What’s very thrilling to me about the entrepreneurial process is how much I’ve learned about myself. And what my levels of tolerance are and what my levels for risk are and how I deal with uncertainty in a business situation.

It also helps to really believe in what you’re doing. When I started LawDocs, my goal was to change the way law firms managed workflow. And in so doing, to create opportunity for a group of people who could not work traditional law firm hours. And I have had more women say to me, “I can be home with my children, but I can still earn a decent income and I feel like I’m contributing something.” Or I have people say to me, “I’ve been able to spend time with my aging parents and take care of them.”

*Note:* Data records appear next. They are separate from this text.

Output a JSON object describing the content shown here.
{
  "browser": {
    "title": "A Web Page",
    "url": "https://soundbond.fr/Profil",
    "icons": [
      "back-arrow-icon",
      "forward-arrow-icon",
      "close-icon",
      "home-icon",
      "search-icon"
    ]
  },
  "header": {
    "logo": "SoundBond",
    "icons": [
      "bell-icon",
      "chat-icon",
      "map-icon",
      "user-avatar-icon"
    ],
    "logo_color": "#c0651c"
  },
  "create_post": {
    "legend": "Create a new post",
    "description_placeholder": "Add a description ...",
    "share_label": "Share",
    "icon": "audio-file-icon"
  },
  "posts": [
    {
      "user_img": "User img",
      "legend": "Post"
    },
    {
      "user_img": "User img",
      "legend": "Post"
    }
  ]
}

To hear that people that work for me are able to achieve personal dreams and to do this while they’re getting fairly compensated and contributing to the greater good is the most rewarding aspect of my job. To me, as a woman… trust me, I want to make a lot of money and I have every intention of making a lot of money, it’s not only about the money. It’s about creating opportunities for people. Every one of my management team started out with me as a secretary or a paralegal. And I will grow my entire management team internally with the exception of maybe two positions because I want to create opportunity for those who have given so much to the success of my business. That’s part of what I’m trying to accomplish in my business. And I want to make us all rich in the process.